Unfortunately, many countries, including the U.S., have put pandemic preparedness on the back burner. COVID-19, which has caused more than 370,000 deaths in the U.S. so far, would likely have made it to the U.S., but there could have been ways to have responded to it and to have limited the skyrocketing death rate, he said.

“We need to develop a national response plan. We need to make sure there is a national stockpile of gowns, masks, and other personal protection items — who has access to them and how they are to be used,” he said.

Also, he said, there can be better approaches to deal with COVID-19 when it arrives in a community.

For instance, if public health workers had better ways to assess where COVID-19 breaks out and then can isolate those infected and trace back those who were in contact with those people, we would not need to use the “blunt instrument,” said Garvelink, of shutting down whole cities, instead of specific communities where the virus is affecting people.

Besides doing what we can to fight and address COVID-19 now, preparing for the worst is also important, Garvelink said.

“With COVID-19, about one percent of the people who get it die,” he said. “With Ebola, that number is between 50 percent and 60 percent. But there are much more infectious diseases out there.”

So far, they are contained, but they could spread. “As long as an epidemic festers in any one part of the world, we are all in danger,” said Garvelink.

Even so, he said, “I’m optimistic that we can address these outbreaks, but we need to work together with organizations such as the United Nations and the World Health Organization to make it happen.”

Once the COVID-19 pandemic eases, the U.S. president and Congress, for example, should set up a commission to examine the country’s response to the pandemic — what worked and what didn’t work — so that we can be fully prepared for the next one.

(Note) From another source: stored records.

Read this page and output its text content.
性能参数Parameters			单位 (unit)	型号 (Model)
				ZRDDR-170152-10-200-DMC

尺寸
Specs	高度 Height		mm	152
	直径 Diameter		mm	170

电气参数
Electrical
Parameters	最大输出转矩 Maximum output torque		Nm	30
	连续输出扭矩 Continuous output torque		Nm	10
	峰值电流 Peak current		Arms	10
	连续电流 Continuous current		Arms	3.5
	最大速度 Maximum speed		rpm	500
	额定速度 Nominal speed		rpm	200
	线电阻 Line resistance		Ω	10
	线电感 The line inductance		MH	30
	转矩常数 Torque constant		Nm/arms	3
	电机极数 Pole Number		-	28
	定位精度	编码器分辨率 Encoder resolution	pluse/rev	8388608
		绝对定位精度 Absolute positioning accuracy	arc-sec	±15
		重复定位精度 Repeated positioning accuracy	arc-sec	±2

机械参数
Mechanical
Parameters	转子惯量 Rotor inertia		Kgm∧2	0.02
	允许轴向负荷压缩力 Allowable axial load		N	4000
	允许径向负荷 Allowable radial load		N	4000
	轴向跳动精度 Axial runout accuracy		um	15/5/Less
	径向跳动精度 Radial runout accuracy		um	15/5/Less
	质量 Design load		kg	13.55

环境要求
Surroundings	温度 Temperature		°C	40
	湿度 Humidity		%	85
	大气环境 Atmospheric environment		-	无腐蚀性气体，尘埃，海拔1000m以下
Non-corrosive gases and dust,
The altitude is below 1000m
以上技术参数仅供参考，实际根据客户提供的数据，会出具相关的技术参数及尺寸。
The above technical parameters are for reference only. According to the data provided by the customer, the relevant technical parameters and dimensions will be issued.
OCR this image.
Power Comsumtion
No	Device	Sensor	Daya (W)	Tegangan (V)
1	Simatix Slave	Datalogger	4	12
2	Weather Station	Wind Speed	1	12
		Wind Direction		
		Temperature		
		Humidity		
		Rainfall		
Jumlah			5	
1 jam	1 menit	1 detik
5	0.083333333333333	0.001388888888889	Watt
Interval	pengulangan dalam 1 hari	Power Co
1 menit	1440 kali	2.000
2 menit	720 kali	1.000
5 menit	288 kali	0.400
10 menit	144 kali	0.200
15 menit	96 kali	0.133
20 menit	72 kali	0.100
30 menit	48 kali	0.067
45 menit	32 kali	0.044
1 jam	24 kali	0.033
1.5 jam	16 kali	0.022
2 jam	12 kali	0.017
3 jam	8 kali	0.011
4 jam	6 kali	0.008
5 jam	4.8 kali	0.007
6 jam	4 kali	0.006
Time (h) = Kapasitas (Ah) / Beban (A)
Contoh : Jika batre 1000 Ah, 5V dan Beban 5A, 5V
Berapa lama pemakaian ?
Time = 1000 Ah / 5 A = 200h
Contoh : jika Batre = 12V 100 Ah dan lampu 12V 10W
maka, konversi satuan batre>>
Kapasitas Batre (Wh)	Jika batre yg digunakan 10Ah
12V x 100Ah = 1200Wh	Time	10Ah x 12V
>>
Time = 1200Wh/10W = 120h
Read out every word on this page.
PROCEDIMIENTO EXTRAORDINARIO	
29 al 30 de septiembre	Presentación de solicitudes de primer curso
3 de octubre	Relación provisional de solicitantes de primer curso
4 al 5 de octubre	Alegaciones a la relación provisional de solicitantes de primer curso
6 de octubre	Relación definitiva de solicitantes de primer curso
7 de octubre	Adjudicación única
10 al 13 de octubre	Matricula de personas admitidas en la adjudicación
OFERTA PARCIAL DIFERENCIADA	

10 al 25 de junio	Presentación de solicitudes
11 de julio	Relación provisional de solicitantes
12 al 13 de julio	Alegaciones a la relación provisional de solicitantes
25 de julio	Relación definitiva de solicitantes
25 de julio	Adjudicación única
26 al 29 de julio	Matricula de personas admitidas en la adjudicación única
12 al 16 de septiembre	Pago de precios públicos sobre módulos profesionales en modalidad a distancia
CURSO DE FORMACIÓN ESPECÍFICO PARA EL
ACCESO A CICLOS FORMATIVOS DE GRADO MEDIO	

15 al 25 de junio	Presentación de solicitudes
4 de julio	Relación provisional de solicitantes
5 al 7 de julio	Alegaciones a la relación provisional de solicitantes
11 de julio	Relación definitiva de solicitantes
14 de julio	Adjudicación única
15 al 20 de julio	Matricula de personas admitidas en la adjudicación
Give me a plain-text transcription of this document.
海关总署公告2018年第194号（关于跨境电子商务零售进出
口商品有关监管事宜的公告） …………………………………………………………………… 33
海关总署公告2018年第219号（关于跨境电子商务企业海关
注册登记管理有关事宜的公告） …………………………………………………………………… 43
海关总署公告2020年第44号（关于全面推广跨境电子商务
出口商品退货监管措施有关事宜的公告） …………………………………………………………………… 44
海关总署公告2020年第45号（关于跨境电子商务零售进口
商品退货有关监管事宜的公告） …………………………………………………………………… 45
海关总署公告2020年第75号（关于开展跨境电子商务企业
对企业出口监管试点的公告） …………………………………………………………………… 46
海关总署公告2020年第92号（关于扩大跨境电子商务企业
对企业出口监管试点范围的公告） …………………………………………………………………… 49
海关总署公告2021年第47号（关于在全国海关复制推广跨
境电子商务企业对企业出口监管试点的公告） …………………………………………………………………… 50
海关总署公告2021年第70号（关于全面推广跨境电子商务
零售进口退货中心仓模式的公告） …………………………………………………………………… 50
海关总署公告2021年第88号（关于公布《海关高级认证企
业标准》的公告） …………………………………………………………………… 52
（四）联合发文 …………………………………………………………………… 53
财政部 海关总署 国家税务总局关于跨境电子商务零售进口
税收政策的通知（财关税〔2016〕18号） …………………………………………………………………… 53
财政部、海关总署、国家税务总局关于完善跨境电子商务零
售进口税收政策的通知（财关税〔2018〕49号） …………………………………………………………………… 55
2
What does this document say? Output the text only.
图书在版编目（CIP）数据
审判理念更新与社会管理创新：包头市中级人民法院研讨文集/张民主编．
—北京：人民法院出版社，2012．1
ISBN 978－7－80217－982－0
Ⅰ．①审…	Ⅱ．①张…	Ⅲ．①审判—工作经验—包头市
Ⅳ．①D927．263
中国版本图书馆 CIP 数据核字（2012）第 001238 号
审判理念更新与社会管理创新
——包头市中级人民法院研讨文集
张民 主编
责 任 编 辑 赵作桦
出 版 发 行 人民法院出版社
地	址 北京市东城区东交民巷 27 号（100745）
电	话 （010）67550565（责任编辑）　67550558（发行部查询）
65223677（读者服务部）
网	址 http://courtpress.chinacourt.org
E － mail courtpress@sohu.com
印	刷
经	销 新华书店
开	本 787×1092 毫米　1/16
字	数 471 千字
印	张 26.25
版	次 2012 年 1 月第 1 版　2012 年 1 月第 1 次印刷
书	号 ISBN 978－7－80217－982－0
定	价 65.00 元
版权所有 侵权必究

“We’ve been given talents to figure out things,” said Garvelink, a 1991 graduate of Calvin University. “We have science and our own minds. We need to realize God has given us the talents to fix these things.”

The 2021 January Series, which is entirely online this year, is available live on weekdays from 12:30 p.m. to 1:30 p.m. through Tues., Jan. 26. Each day’s talk is also available for viewing till midnight that same day.